Wasting Electricty? You’re Going Broke

Warning Bulb enables you to visually check your electricity usage. It’s well known greenhouse gases source most of its CO2 from power plants. The generated electricity is not always put to efficient use. 11% of the power is wasted through plugged in idle appliances. The idea behind Warning Bulb is to prevent wasted energy by showing you how much money you’re spending and how fast.

Similar products are already flooding the market but Warning Bulb takes a different approach, one that may finally put you and your wasteful attitudes in check because at the end of the day nobody likes it when their money is f*cked with.

How do the designers do it? The system is designed around the idea of a pre-paid electricity card controlled by a fuse box. Inserting the card into the fuse box lets you check your “balance” and shows exactly how much power you’re using. The balance is determined in electricity per minute (EPM) which reflects how much you’re paying in real time. The more you use, the yellower the bulb becomes and once you approach your allotted amount, the “W” in the center flashes.

It’s an interesting idea and definitely could teach people to be more frugal. Years ago my cellular bill always topped out over $150. I placed myself on a pre-paid wireless plan just so I became consciously aware of my calling habits and adjusted according. In a perfect world where infrastructure wasn’t such an issue, a similar system for electricty might be a good thing.

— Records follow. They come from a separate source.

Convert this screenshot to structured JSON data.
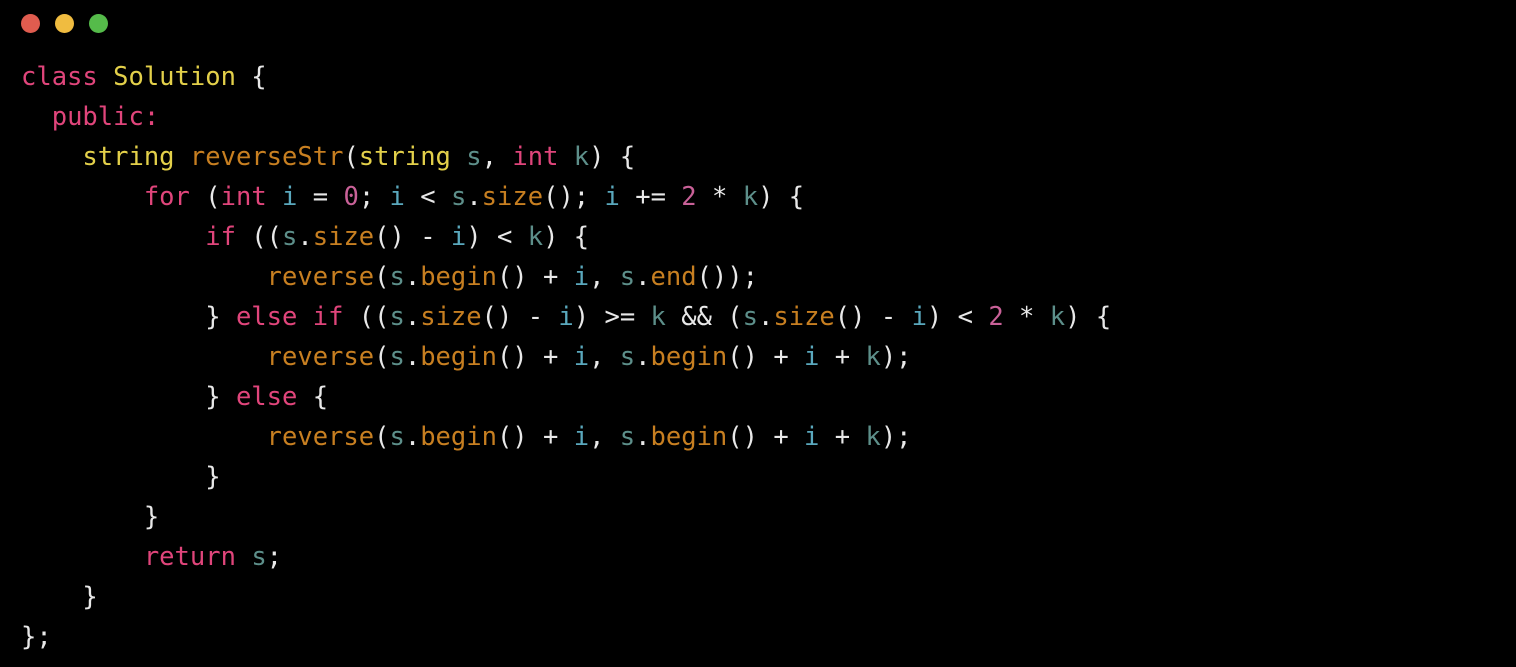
{
  "window": {
    "title": "",
    "background_color": "#000000",
    "traffic_lights": [
      {
        "name": "close-button",
        "label": "Close",
        "color": "#e05c4f"
      },
      {
        "name": "minimize-button",
        "label": "Minimize",
        "color": "#f0bc40"
      },
      {
        "name": "maximize-button",
        "label": "Maximize",
        "color": "#55bb4a"
      }
    ]
  },
  "editor": {
    "language": "C++",
    "font_size_px": 25.5,
    "line_height_px": 40,
    "default_text_color": "#e8e8e8",
    "palette": {
      "keyword": "#e0457b",
      "type": "#e3d04a",
      "function": "#c77f21",
      "variable": "#5d8f8a",
      "parameter_i": "#5aa8bd",
      "number": "#c96198",
      "punctuation": "#e8e8e8"
    },
    "plain_text": "class Solution {\n  public:\n    string reverseStr(string s, int k) {\n        for (int i = 0; i < s.size(); i += 2 * k) {\n            if ((s.size() - i) < k) {\n                reverse(s.begin() + i, s.end());\n            } else if ((s.size() - i) >= k && (s.size() - i) < 2 * k) {\n                reverse(s.begin() + i, s.begin() + i + k);\n            } else {\n                reverse(s.begin() + i, s.begin() + i + k);\n            }\n        }\n        return s;\n    }\n};",
    "lines": [
      [
        {
          "t": "class",
          "c": "keyword"
        },
        {
          "t": " ",
          "c": "punctuation"
        },
        {
          "t": "Solution",
          "c": "type"
        },
        {
          "t": " {",
          "c": "punctuation"
        }
      ],
      [
        {
          "t": "  ",
          "c": "punctuation"
        },
        {
          "t": "public",
          "c": "keyword"
        },
        {
          "t": ":",
          "c": "keyword"
        }
      ],
      [
        {
          "t": "    ",
          "c": "punctuation"
        },
        {
          "t": "string",
          "c": "type"
        },
        {
          "t": " ",
          "c": "punctuation"
        },
        {
          "t": "reverseStr",
          "c": "function"
        },
        {
          "t": "(",
          "c": "punctuation"
        },
        {
          "t": "string",
          "c": "type"
        },
        {
          "t": " ",
          "c": "punctuation"
        },
        {
          "t": "s",
          "c": "variable"
        },
        {
          "t": ", ",
          "c": "punctuation"
        },
        {
          "t": "int",
          "c": "keyword"
        },
        {
          "t": " ",
          "c": "punctuation"
        },
        {
          "t": "k",
          "c": "variable"
        },
        {
          "t": ") {",
          "c": "punctuation"
        }
      ],
      [
        {
          "t": "        ",
          "c": "punctuation"
        },
        {
          "t": "for",
          "c": "keyword"
        },
        {
          "t": " (",
          "c": "punctuation"
        },
        {
          "t": "int",
          "c": "keyword"
        },
        {
          "t": " ",
          "c": "punctuation"
        },
        {
          "t": "i",
          "c": "parameter_i"
        },
        {
          "t": " = ",
          "c": "punctuation"
        },
        {
          "t": "0",
          "c": "number"
        },
        {
          "t": "; ",
          "c": "punctuation"
        },
        {
          "t": "i",
          "c": "parameter_i"
        },
        {
          "t": " < ",
          "c": "punctuation"
        },
        {
          "t": "s",
          "c": "variable"
        },
        {
          "t": ".",
          "c": "punctuation"
        },
        {
          "t": "size",
          "c": "function"
        },
        {
          "t": "(); ",
          "c": "punctuation"
        },
        {
          "t": "i",
          "c": "parameter_i"
        },
        {
          "t": " += ",
          "c": "punctuation"
        },
        {
          "t": "2",
          "c": "number"
        },
        {
          "t": " * ",
          "c": "punctuation"
        },
        {
          "t": "k",
          "c": "variable"
        },
        {
          "t": ") {",
          "c": "punctuation"
        }
      ],
      [
        {
          "t": "            ",
          "c": "punctuation"
        },
        {
          "t": "if",
          "c": "keyword"
        },
        {
          "t": " ((",
          "c": "punctuation"
        },
        {
          "t": "s",
          "c": "variable"
        },
        {
          "t": ".",
          "c": "punctuation"
        },
        {
          "t": "size",
          "c": "function"
        },
        {
          "t": "() - ",
          "c": "punctuation"
        },
        {
          "t": "i",
          "c": "parameter_i"
        },
        {
          "t": ") < ",
          "c": "punctuation"
        },
        {
          "t": "k",
          "c": "variable"
        },
        {
          "t": ") {",
          "c": "punctuation"
        }
      ],
      [
        {
          "t": "                ",
          "c": "punctuation"
        },
        {
          "t": "reverse",
          "c": "function"
        },
        {
          "t": "(",
          "c": "punctuation"
        },
        {
          "t": "s",
          "c": "variable"
        },
        {
          "t": ".",
          "c": "punctuation"
        },
        {
          "t": "begin",
          "c": "function"
        },
        {
          "t": "() + ",
          "c": "punctuation"
        },
        {
          "t": "i",
          "c": "parameter_i"
        },
        {
          "t": ", ",
          "c": "punctuation"
        },
        {
          "t": "s",
          "c": "variable"
        },
        {
          "t": ".",
          "c": "punctuation"
        },
        {
          "t": "end",
          "c": "function"
        },
        {
          "t": "());",
          "c": "punctuation"
        }
      ],
      [
        {
          "t": "            } ",
          "c": "punctuation"
        },
        {
          "t": "else",
          "c": "keyword"
        },
        {
          "t": " ",
          "c": "punctuation"
        },
        {
          "t": "if",
          "c": "keyword"
        },
        {
          "t": " ((",
          "c": "punctuation"
        },
        {
          "t": "s",
          "c": "variable"
        },
        {
          "t": ".",
          "c": "punctuation"
        },
        {
          "t": "size",
          "c": "function"
        },
        {
          "t": "() - ",
          "c": "punctuation"
        },
        {
          "t": "i",
          "c": "parameter_i"
        },
        {
          "t": ") >= ",
          "c": "punctuation"
        },
        {
          "t": "k",
          "c": "variable"
        },
        {
          "t": " && (",
          "c": "punctuation"
        },
        {
          "t": "s",
          "c": "variable"
        },
        {
          "t": ".",
          "c": "punctuation"
        },
        {
          "t": "size",
          "c": "function"
        },
        {
          "t": "() - ",
          "c": "punctuation"
        },
        {
          "t": "i",
          "c": "parameter_i"
        },
        {
          "t": ") < ",
          "c": "punctuation"
        },
        {
          "t": "2",
          "c": "number"
        },
        {
          "t": " * ",
          "c": "punctuation"
        },
        {
          "t": "k",
          "c": "variable"
        },
        {
          "t": ") {",
          "c": "punctuation"
        }
      ],
      [
        {
          "t": "                ",
          "c": "punctuation"
        },
        {
          "t": "reverse",
          "c": "function"
        },
        {
          "t": "(",
          "c": "punctuation"
        },
        {
          "t": "s",
          "c": "variable"
        },
        {
          "t": ".",
          "c": "punctuation"
        },
        {
          "t": "begin",
          "c": "function"
        },
        {
          "t": "() + ",
          "c": "punctuation"
        },
        {
          "t": "i",
          "c": "parameter_i"
        },
        {
          "t": ", ",
          "c": "punctuation"
        },
        {
          "t": "s",
          "c": "variable"
        },
        {
          "t": ".",
          "c": "punctuation"
        },
        {
          "t": "begin",
          "c": "function"
        },
        {
          "t": "() + ",
          "c": "punctuation"
        },
        {
          "t": "i",
          "c": "parameter_i"
        },
        {
          "t": " + ",
          "c": "punctuation"
        },
        {
          "t": "k",
          "c": "variable"
        },
        {
          "t": ");",
          "c": "punctuation"
        }
      ],
      [
        {
          "t": "            } ",
          "c": "punctuation"
        },
        {
          "t": "else",
          "c": "keyword"
        },
        {
          "t": " {",
          "c": "punctuation"
        }
      ],
      [
        {
          "t": "                ",
          "c": "punctuation"
        },
        {
          "t": "reverse",
          "c": "function"
        },
        {
          "t": "(",
          "c": "punctuation"
        },
        {
          "t": "s",
          "c": "variable"
        },
        {
          "t": ".",
          "c": "punctuation"
        },
        {
          "t": "begin",
          "c": "function"
        },
        {
          "t": "() + ",
          "c": "punctuation"
        },
        {
          "t": "i",
          "c": "parameter_i"
        },
        {
          "t": ", ",
          "c": "punctuation"
        },
        {
          "t": "s",
          "c": "variable"
        },
        {
          "t": ".",
          "c": "punctuation"
        },
        {
          "t": "begin",
          "c": "function"
        },
        {
          "t": "() + ",
          "c": "punctuation"
        },
        {
          "t": "i",
          "c": "parameter_i"
        },
        {
          "t": " + ",
          "c": "punctuation"
        },
        {
          "t": "k",
          "c": "variable"
        },
        {
          "t": ");",
          "c": "punctuation"
        }
      ],
      [
        {
          "t": "            }",
          "c": "punctuation"
        }
      ],
      [
        {
          "t": "        }",
          "c": "punctuation"
        }
      ],
      [
        {
          "t": "        ",
          "c": "punctuation"
        },
        {
          "t": "return",
          "c": "keyword"
        },
        {
          "t": " ",
          "c": "punctuation"
        },
        {
          "t": "s",
          "c": "variable"
        },
        {
          "t": ";",
          "c": "punctuation"
        }
      ],
      [
        {
          "t": "    }",
          "c": "punctuation"
        }
      ],
      [
        {
          "t": "};",
          "c": "punctuation"
        }
      ]
    ]
  }
}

Designers: Ga-Ye Kim, Young-Duk Song & Yoon-Sun Yang


  • Todd says:

    Is there a device that shows the last 9 years of declining temperatures? Or the record buildup of polar icecaps last year? Or that C02 levels trail temperature changes by about ten years?

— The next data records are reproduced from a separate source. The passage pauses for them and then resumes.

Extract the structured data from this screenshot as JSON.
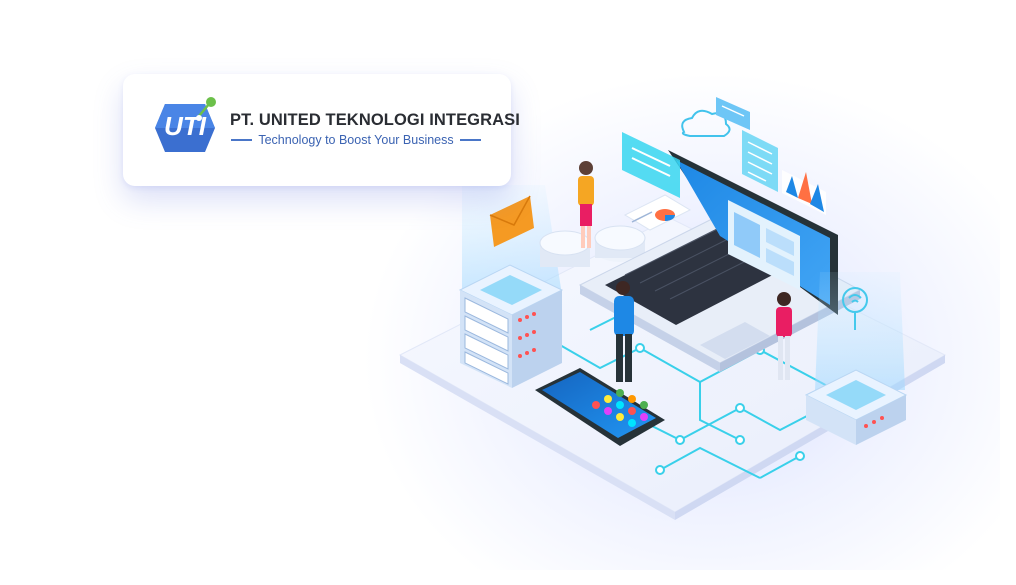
{
  "brand": {
    "logo_text": "UTI",
    "company_name": "PT. UNITED TEKNOLOGI INTEGRASI",
    "tagline": "Technology to Boost Your Business"
  },
  "illustration": {
    "icons": [
      "server-icon",
      "laptop-icon",
      "smartphone-icon",
      "envelope-icon",
      "cloud-icon",
      "pie-chart-icon",
      "bar-chart-icon",
      "database-icon",
      "wifi-icon",
      "person-icon"
    ]
  },
  "colors": {
    "brand_blue": "#3b6fd0",
    "brand_green": "#6cc04a",
    "cyan_accent": "#2fd3ee",
    "screen_blue": "#2196f3"
  }
}
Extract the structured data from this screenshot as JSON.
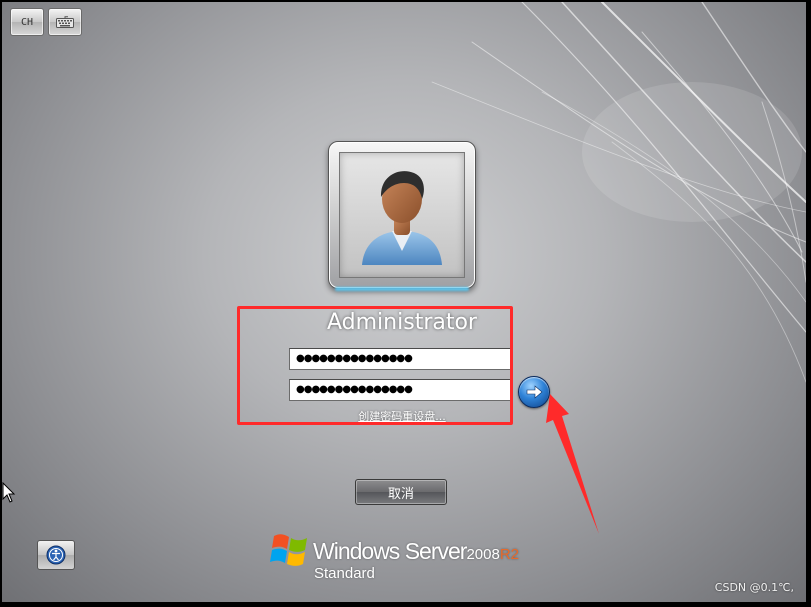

    If you’re a self-hater, it wouldn’t be as much fun to see the good news.

    • Eric says:

      Ya let’s treat the climate like a credit card. My rates are fine now, lets keep spending! Everything I get from them says it’s fine, so it must always stay that way!

    • Pzon says:

      I agree!

  • Eric says:

    Honestly people shouldn’t need a device to tell them things they can figure out on their own like “how much crap do I have turned on/plugged in right now.”

    • Rewind says:

      Ya let’s treat the climate like a credit card. My rates are fine now, lets keep spending! Everything I get from them says it’s fine, so it must always stay that way!

  • Pzon says:

    Not the smartest idea for our world…should stay as a concept!

  • Jason says:

    People shouldn’t need to be told how to save energy. Unfortunately, when there’s an abundance (in this case, ever-flowing electricity) people tend to take it for granted. Prepayment gives them an incentive to save.

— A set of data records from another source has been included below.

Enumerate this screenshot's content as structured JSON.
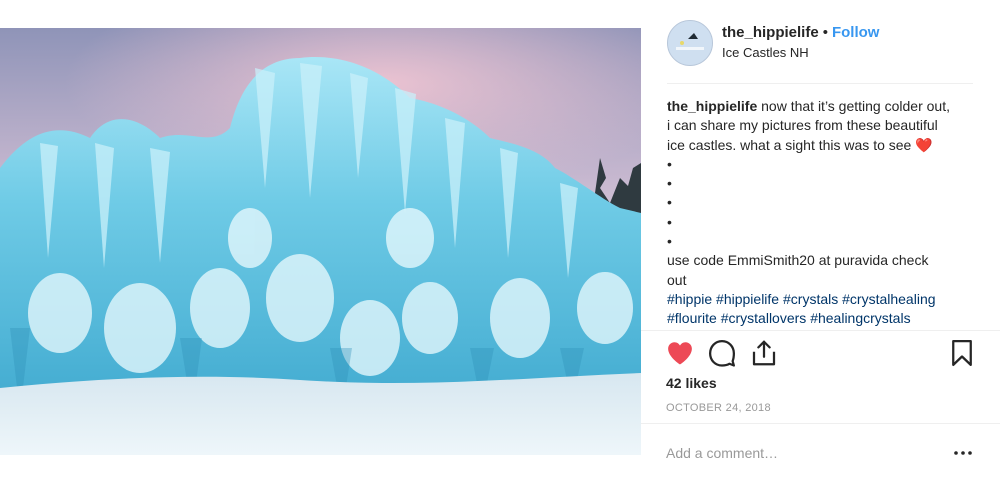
{
  "post": {
    "username": "the_hippielife",
    "separator": "•",
    "follow_label": "Follow",
    "location": "Ice Castles NH",
    "caption_lines": [
      "now that it’s getting colder out,",
      "i can share my pictures from these beautiful",
      "ice castles. what a sight this was to see",
      "•",
      "•",
      "•",
      "•",
      "•",
      "use code EmmiSmith20 at puravida check",
      "out"
    ],
    "caption_emoji": "❤️",
    "hashtags_line1": [
      "#hippie",
      "#hippielife",
      "#crystals",
      "#crystalhealing"
    ],
    "hashtags_line2": [
      "#flourite",
      "#crystallovers",
      "#healingcrystals"
    ],
    "likes": "42 likes",
    "date": "OCTOBER 24, 2018",
    "comment_placeholder": "Add a comment…",
    "liked": true
  },
  "colors": {
    "link_blue": "#3897f0",
    "hashtag_blue": "#003569",
    "like_red": "#ed4956",
    "muted_gray": "#999999"
  },
  "icons": [
    "heart-icon",
    "comment-icon",
    "share-icon",
    "bookmark-icon",
    "more-options-icon"
  ]
}
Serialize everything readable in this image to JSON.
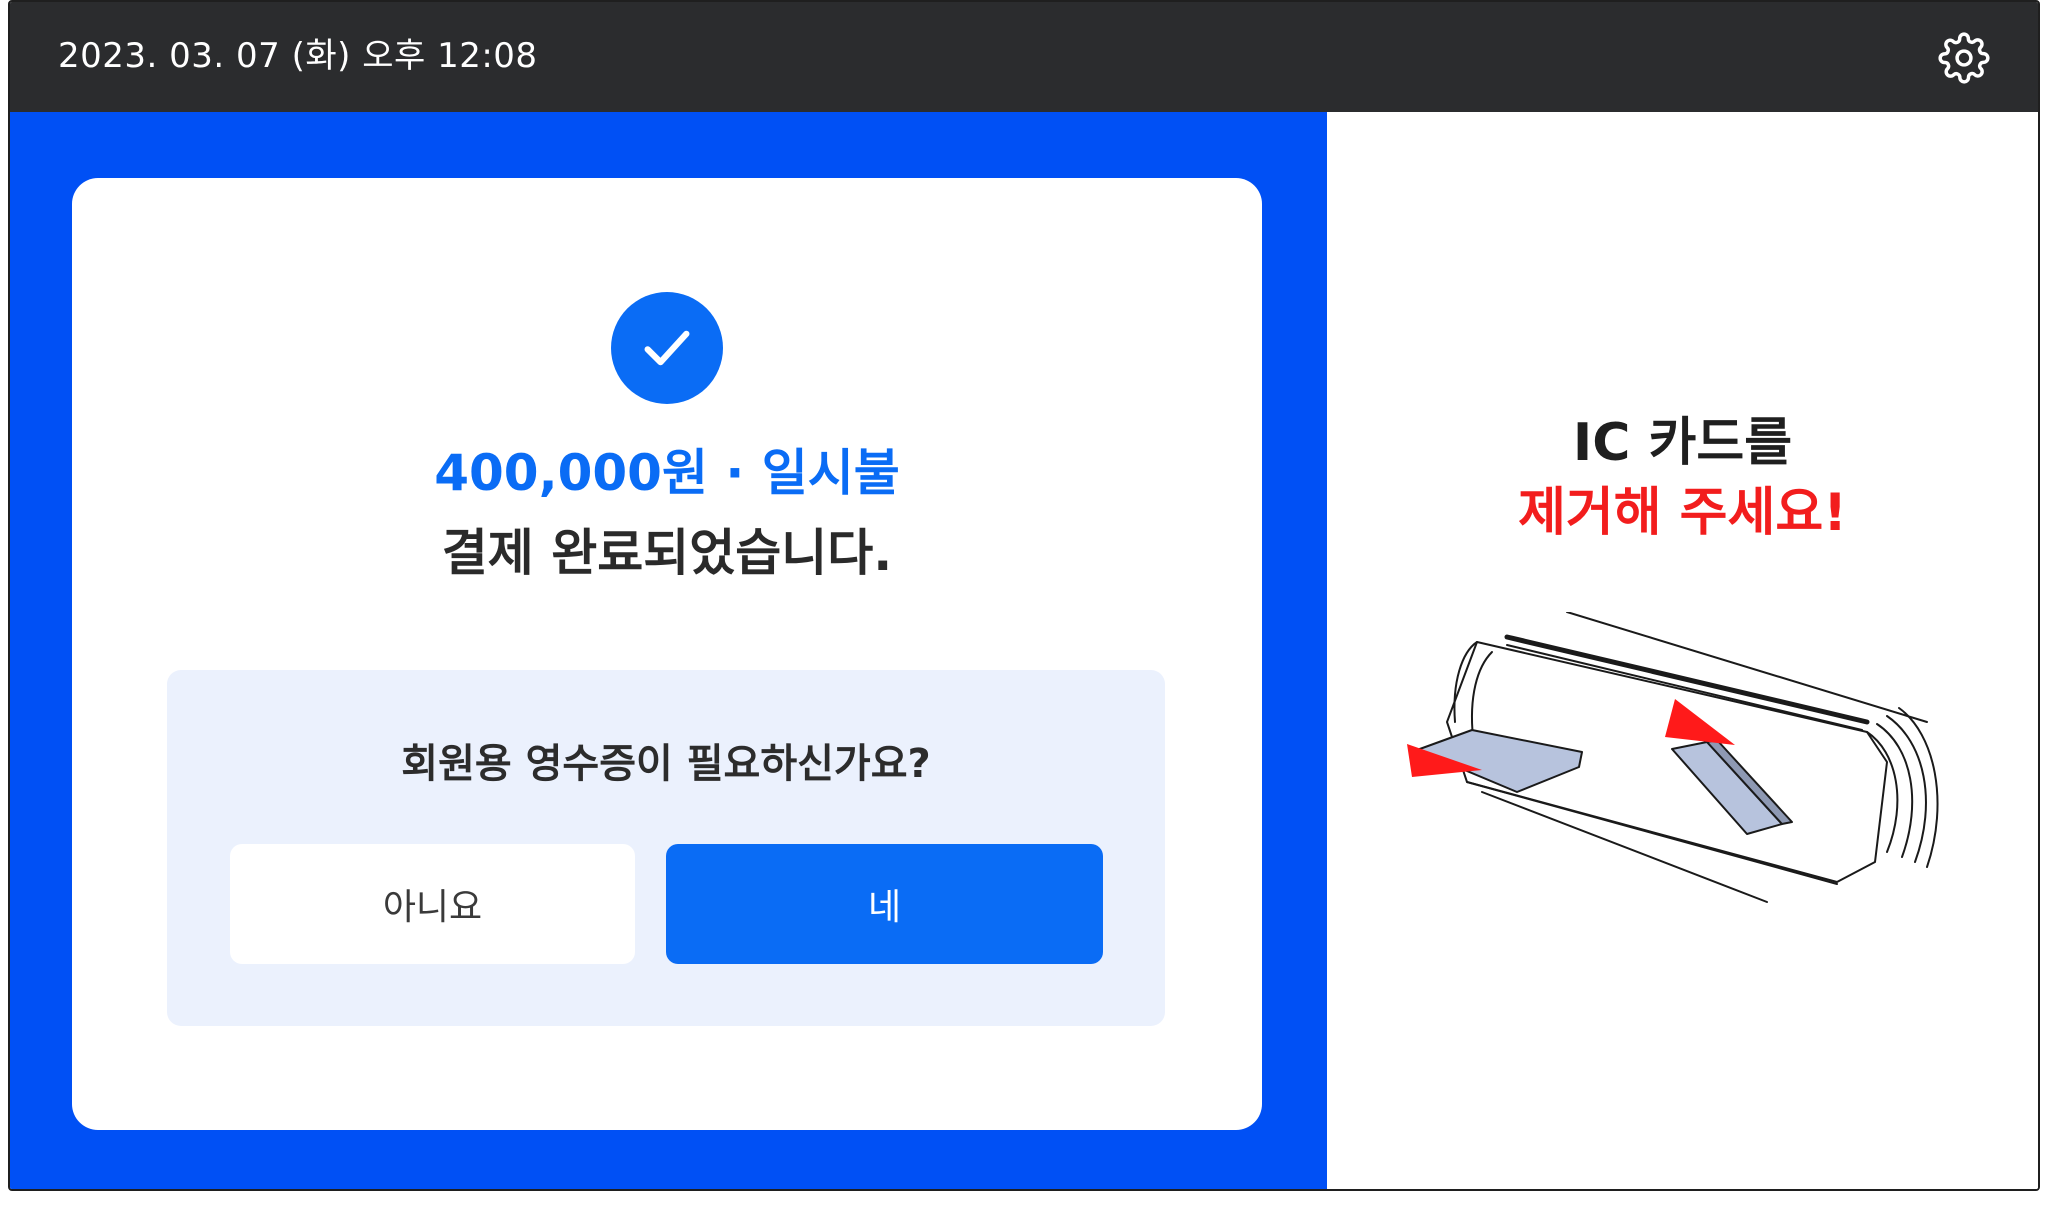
{
  "header": {
    "datetime": "2023. 03. 07 (화) 오후 12:08",
    "settings_icon": "gear-icon"
  },
  "payment": {
    "status_icon": "check-icon",
    "amount_line": "400,000원 · 일시불",
    "done_message": "결제 완료되었습니다."
  },
  "receipt": {
    "question": "회원용 영수증이 필요하신가요?",
    "no_label": "아니요",
    "yes_label": "네"
  },
  "card_reader": {
    "instruction_line1": "IC 카드를",
    "instruction_line2": "제거해 주세요!",
    "illustration_icon": "card-reader-illustration"
  },
  "colors": {
    "accent_blue": "#0a6cf5",
    "panel_blue": "#0050f5",
    "header_dark": "#2b2c2e",
    "warning_red": "#f21d1d",
    "receipt_bg": "#ebf1fd"
  }
}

    There’s a prepaid electricity program currently active in Indonesia..


  • Todd says:

    Agreed – not the smartest idea. It only plays well for college students trying to get chicks. It would work great for that.

    It shows sensitivity and caring about Gaia. That is the real goal, since the context of the device is based on pseudoscience.

  • Chuck says:


  • Cromagnum says:

    This will catch on …. when Al Gore puts one in his mansion with a webcam showing it 24/7.

    I though the prepaid cell cards were for poor people who don’t have credit or common sense to pay bills on time.

    Somehow i see an electricity lobby against this. They dont want the credit cards taking 1-2% of the utility money.

  • Oh its a cute thing, but if you really wanted to solve the problem you would have a induction powered wireless unit that clamps around each item and transmits that data to your pc/iphone/what ever. Oh zippy is looking for some designers and illustrators, so if you feel you have the talent drop me a line at zippyflounder.com

  • vlad says:

    interesting idea, just as long as there are reasonable limits, and the electricity produced that way is green. If it’s just to allow rich people to pollute like they spend cash without feeling guilty then yea, useless.

    I think monitoring of energy and making that data available as contests is really promising to raise the awareness of HOW MUCH exactly gets used by what makes sense.

    We’re building such a network of devices to measure energy at our lab, check it out here: http://www.webofthings.com

    I think if the info about consumption is displayed unobtrusively but with a nice, appealing design then it can really have a powerful imapct.